Bittorrent sync is a new file sharing app released by Bittorrent Labs. People are saying its an alternative to popular file syncing services such as Dropbox, SkyDrive, etc. However I don’t currently see it as being a true replacement for these services but after playing with for the last few weeks I must say I’m impressed and I feel it does sport some cool features I’ve long wished for in a file syncing app. I’ve even incorporated it into my development workflow as I’ll outline later in this post.
What sets BS apart from similar services is that its purely a peer to peer (P2P) file syncing service. This means that files get transfer directly between your machines without going through a 3rd party’s servers. This is handy is you’re the more paranoid type dealing with sensitive files and have been turned off by Dropbox’s less than stellar track record with security. Also handy for syncing your current projects when your company has a strict policy about letting source code sit on 3rd party servers.
This has the added benefit of being faster to transfer large files since they don’t have to first be uploaded to a third party server and then downloaded. This recently saved me time when I had to transfer a 100 gb database backup from a remote server. And since it’s using the bittorrent protocol it handles disconnects and partial downloads really well so you don’t have to worry about having to start a two hour download over again if your connection gets disrupted.
Also if you have really large files like virtual machine images, these will be pretty costsly to keep synced on something like dropbox but with Bittorrent sync you’re only limited by the size of your hard drives.
One of its selling points for me was its ability exclude files and folders from being synced, a feature which has been frustratingly absent from most popular services. As a bonus this feature is implemented by a .SyncIgnore file! Since the majority of mainstream source control systems implement a similar mechanism for file exclusion most developers can simply copy and paste their existing rules if you want to sync your project files which is exactly what I did.

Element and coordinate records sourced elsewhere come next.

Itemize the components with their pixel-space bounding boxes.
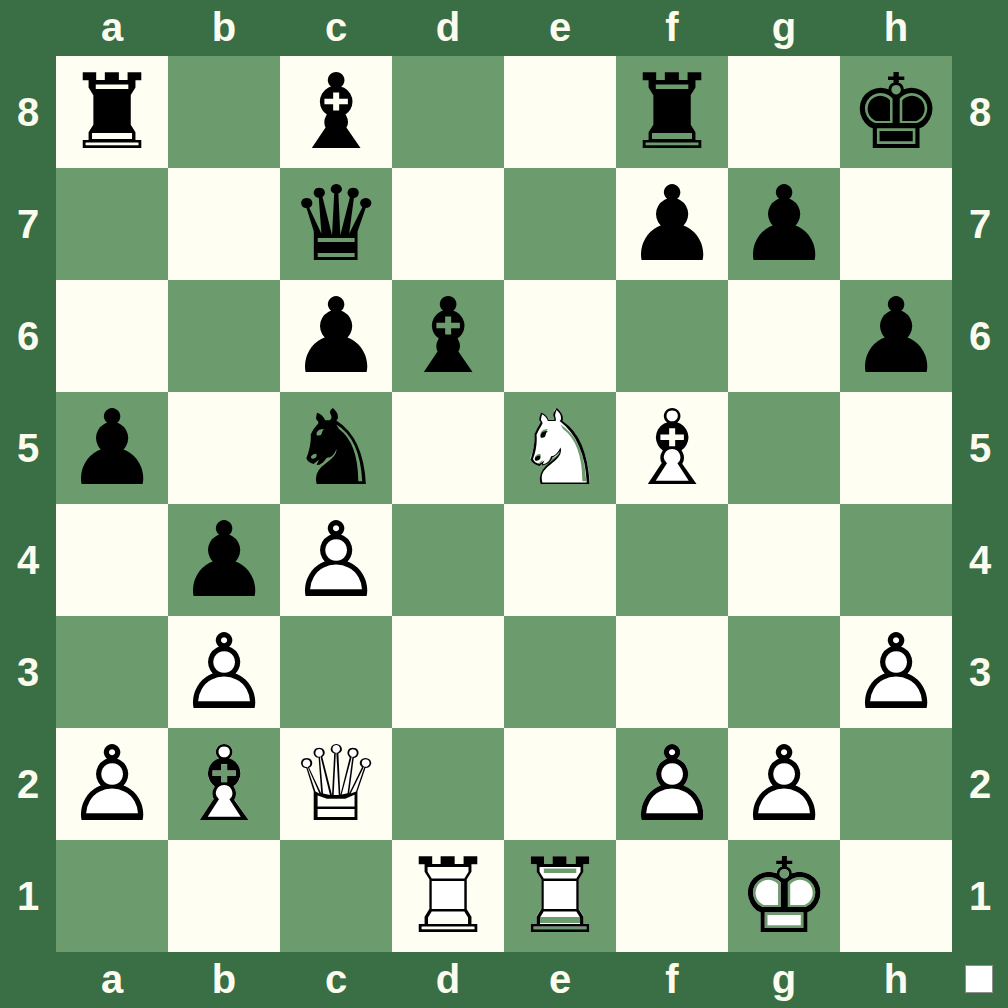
piece-glyph-fill: ♟ (840, 280, 952, 392)
rank-label-3: 3 (0, 616, 56, 728)
piece-glyph-fill: ♚ (840, 56, 952, 168)
square-c1[interactable] (280, 840, 392, 952)
rank-label-8: 8 (952, 56, 1008, 168)
square-b8[interactable] (168, 56, 280, 168)
square-b7[interactable] (168, 168, 280, 280)
piece-black-bishop: ♝ (392, 280, 504, 392)
square-e5[interactable]: ♞♘ (504, 392, 616, 504)
square-g8[interactable] (728, 56, 840, 168)
square-g1[interactable]: ♚♔ (728, 840, 840, 952)
square-d3[interactable] (392, 616, 504, 728)
file-label-e: e (504, 952, 616, 1008)
file-label-f: f (616, 0, 728, 56)
piece-white-pawn: ♟♙ (728, 728, 840, 840)
square-a2[interactable]: ♟♙ (56, 728, 168, 840)
square-e2[interactable] (504, 728, 616, 840)
rank-label-8: 8 (0, 56, 56, 168)
square-b6[interactable] (168, 280, 280, 392)
piece-glyph-fill: ♜ (56, 56, 168, 168)
square-g4[interactable] (728, 504, 840, 616)
square-c6[interactable]: ♟ (280, 280, 392, 392)
piece-black-pawn: ♟ (56, 392, 168, 504)
rank-label-5: 5 (0, 392, 56, 504)
square-c8[interactable]: ♝ (280, 56, 392, 168)
rank-labels-left: 87654321 (0, 56, 56, 952)
piece-white-bishop: ♝♗ (168, 728, 280, 840)
square-a7[interactable] (56, 168, 168, 280)
square-d1[interactable]: ♜♖ (392, 840, 504, 952)
square-e3[interactable] (504, 616, 616, 728)
file-label-h: h (840, 0, 952, 56)
piece-glyph-fill: ♟ (56, 392, 168, 504)
piece-black-pawn: ♟ (728, 168, 840, 280)
piece-black-pawn: ♟ (840, 280, 952, 392)
square-e4[interactable] (504, 504, 616, 616)
piece-glyph-fill: ♜ (616, 56, 728, 168)
square-g3[interactable] (728, 616, 840, 728)
file-label-b: b (168, 0, 280, 56)
square-a8[interactable]: ♜ (56, 56, 168, 168)
square-f6[interactable] (616, 280, 728, 392)
file-label-a: a (56, 0, 168, 56)
piece-white-rook: ♜♖ (392, 840, 504, 952)
square-g6[interactable] (728, 280, 840, 392)
file-labels-bottom: abcdefgh (56, 952, 952, 1008)
square-c4[interactable]: ♟♙ (280, 504, 392, 616)
square-g2[interactable]: ♟♙ (728, 728, 840, 840)
file-label-a: a (56, 952, 168, 1008)
file-label-g: g (728, 0, 840, 56)
rank-label-1: 1 (952, 840, 1008, 952)
square-f2[interactable]: ♟♙ (616, 728, 728, 840)
piece-white-knight: ♞♘ (504, 392, 616, 504)
square-d5[interactable] (392, 392, 504, 504)
rank-label-2: 2 (0, 728, 56, 840)
rank-label-4: 4 (952, 504, 1008, 616)
square-c3[interactable] (280, 616, 392, 728)
square-f3[interactable] (616, 616, 728, 728)
square-f4[interactable] (616, 504, 728, 616)
piece-white-pawn: ♟♙ (840, 616, 952, 728)
piece-glyph-outline: ♙ (168, 616, 280, 728)
square-g5[interactable] (728, 392, 840, 504)
piece-black-king: ♚ (840, 56, 952, 168)
square-b5[interactable] (168, 392, 280, 504)
piece-glyph-fill: ♟ (168, 504, 280, 616)
rank-label-6: 6 (0, 280, 56, 392)
piece-black-pawn: ♟ (168, 504, 280, 616)
rank-label-3: 3 (952, 616, 1008, 728)
square-b2[interactable]: ♝♗ (168, 728, 280, 840)
file-label-h: h (840, 952, 952, 1008)
piece-black-pawn: ♟ (280, 280, 392, 392)
piece-glyph-outline: ♙ (280, 504, 392, 616)
square-c7[interactable]: ♛ (280, 168, 392, 280)
rank-label-4: 4 (0, 504, 56, 616)
square-a5[interactable]: ♟ (56, 392, 168, 504)
square-c2[interactable]: ♛♕ (280, 728, 392, 840)
piece-glyph-fill: ♝ (280, 56, 392, 168)
square-f8[interactable]: ♜ (616, 56, 728, 168)
piece-white-pawn: ♟♙ (56, 728, 168, 840)
piece-glyph-fill: ♟ (280, 280, 392, 392)
file-labels-top: abcdefgh (56, 0, 952, 56)
square-b4[interactable]: ♟ (168, 504, 280, 616)
rank-label-5: 5 (952, 392, 1008, 504)
rank-label-6: 6 (952, 280, 1008, 392)
piece-glyph-outline: ♙ (840, 616, 952, 728)
square-e7[interactable] (504, 168, 616, 280)
square-a6[interactable] (56, 280, 168, 392)
square-g7[interactable]: ♟ (728, 168, 840, 280)
rank-label-7: 7 (952, 168, 1008, 280)
file-label-c: c (280, 952, 392, 1008)
square-h3[interactable]: ♟♙ (840, 616, 952, 728)
square-d2[interactable] (392, 728, 504, 840)
file-label-f: f (616, 952, 728, 1008)
piece-glyph-outline: ♘ (504, 392, 616, 504)
piece-white-king: ♚♔ (728, 840, 840, 952)
piece-glyph-outline: ♙ (728, 728, 840, 840)
file-label-e: e (504, 0, 616, 56)
square-a3[interactable] (56, 616, 168, 728)
piece-black-rook: ♜ (56, 56, 168, 168)
side-to-move-indicator (965, 965, 993, 993)
piece-glyph-outline: ♗ (616, 392, 728, 504)
square-f5[interactable]: ♝♗ (616, 392, 728, 504)
piece-black-queen: ♛ (280, 168, 392, 280)
square-e8[interactable] (504, 56, 616, 168)
piece-glyph-outline: ♕ (280, 728, 392, 840)
square-f1[interactable] (616, 840, 728, 952)
square-d8[interactable] (392, 56, 504, 168)
square-a4[interactable] (56, 504, 168, 616)
square-h2[interactable] (840, 728, 952, 840)
file-label-d: d (392, 952, 504, 1008)
piece-glyph-outline: ♙ (616, 728, 728, 840)
piece-glyph-fill: ♟ (616, 168, 728, 280)
square-c5[interactable]: ♞ (280, 392, 392, 504)
square-h6[interactable]: ♟ (840, 280, 952, 392)
piece-white-queen: ♛♕ (280, 728, 392, 840)
piece-black-bishop: ♝ (280, 56, 392, 168)
square-e1[interactable]: ♜♖ (504, 840, 616, 952)
square-a1[interactable] (56, 840, 168, 952)
rank-labels-right: 87654321 (952, 56, 1008, 952)
square-b3[interactable]: ♟♙ (168, 616, 280, 728)
square-d7[interactable] (392, 168, 504, 280)
piece-glyph-outline: ♖ (392, 840, 504, 952)
square-h7[interactable] (840, 168, 952, 280)
square-h8[interactable]: ♚ (840, 56, 952, 168)
piece-white-pawn: ♟♙ (616, 728, 728, 840)
square-h5[interactable] (840, 392, 952, 504)
file-label-d: d (392, 0, 504, 56)
piece-white-pawn: ♟♙ (280, 504, 392, 616)
rank-label-7: 7 (0, 168, 56, 280)
piece-glyph-fill: ♝ (392, 280, 504, 392)
piece-glyph-outline: ♖ (504, 840, 616, 952)
chess-board-frame: abcdefgh abcdefgh 87654321 87654321 ♜♝♜♚… (0, 0, 1008, 1008)
square-d4[interactable] (392, 504, 504, 616)
piece-glyph-outline: ♔ (728, 840, 840, 952)
chess-board: ♜♝♜♚♛♟♟♟♝♟♟♞♞♘♝♗♟♟♙♟♙♟♙♟♙♝♗♛♕♟♙♟♙♜♖♜♖♚♔ (56, 56, 952, 952)
square-b1[interactable] (168, 840, 280, 952)
piece-white-rook: ♜♖ (504, 840, 616, 952)
piece-glyph-fill: ♛ (280, 168, 392, 280)
piece-black-rook: ♜ (616, 56, 728, 168)
piece-glyph-outline: ♙ (56, 728, 168, 840)
file-label-b: b (168, 952, 280, 1008)
square-h1[interactable] (840, 840, 952, 952)
piece-glyph-outline: ♗ (168, 728, 280, 840)
piece-black-knight: ♞ (280, 392, 392, 504)
piece-glyph-fill: ♟ (728, 168, 840, 280)
square-h4[interactable] (840, 504, 952, 616)
file-label-c: c (280, 0, 392, 56)
file-label-g: g (728, 952, 840, 1008)
piece-glyph-fill: ♞ (280, 392, 392, 504)
piece-white-pawn: ♟♙ (168, 616, 280, 728)
square-e6[interactable] (504, 280, 616, 392)
rank-label-2: 2 (952, 728, 1008, 840)
square-d6[interactable]: ♝ (392, 280, 504, 392)
piece-black-pawn: ♟ (616, 168, 728, 280)
square-f7[interactable]: ♟ (616, 168, 728, 280)
piece-white-bishop: ♝♗ (616, 392, 728, 504)
rank-label-1: 1 (0, 840, 56, 952)
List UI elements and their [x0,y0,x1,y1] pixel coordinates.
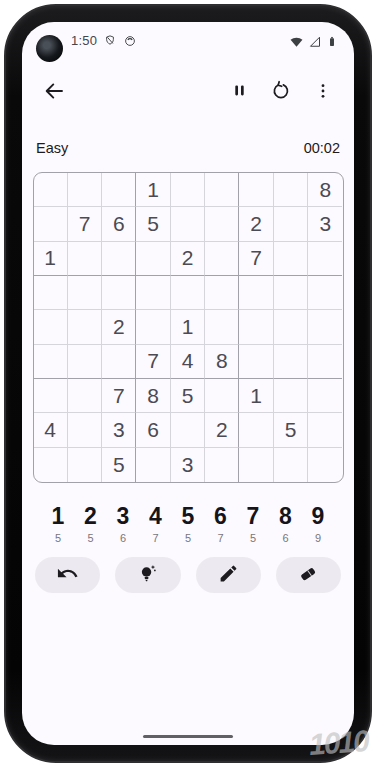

Now you may be wondering why you would need to sync your source files if you’re already using version control however I’ve always been a bit paranoid when it comes to my work in progress. Even though I subscribe to the idea of commit early and commit often, I’ve frequently found myself working for the better part of the day before commiting and I just enjoy the peace of mind that the extra bit of redundancy provides. Its also handy for easily switching between working on different machines.
While you could use Bittorrent sync to replace a service like Dropbox, I think it has some really nice features that can complement traditional sync services especially for some use cases you’re likely to have as a developer.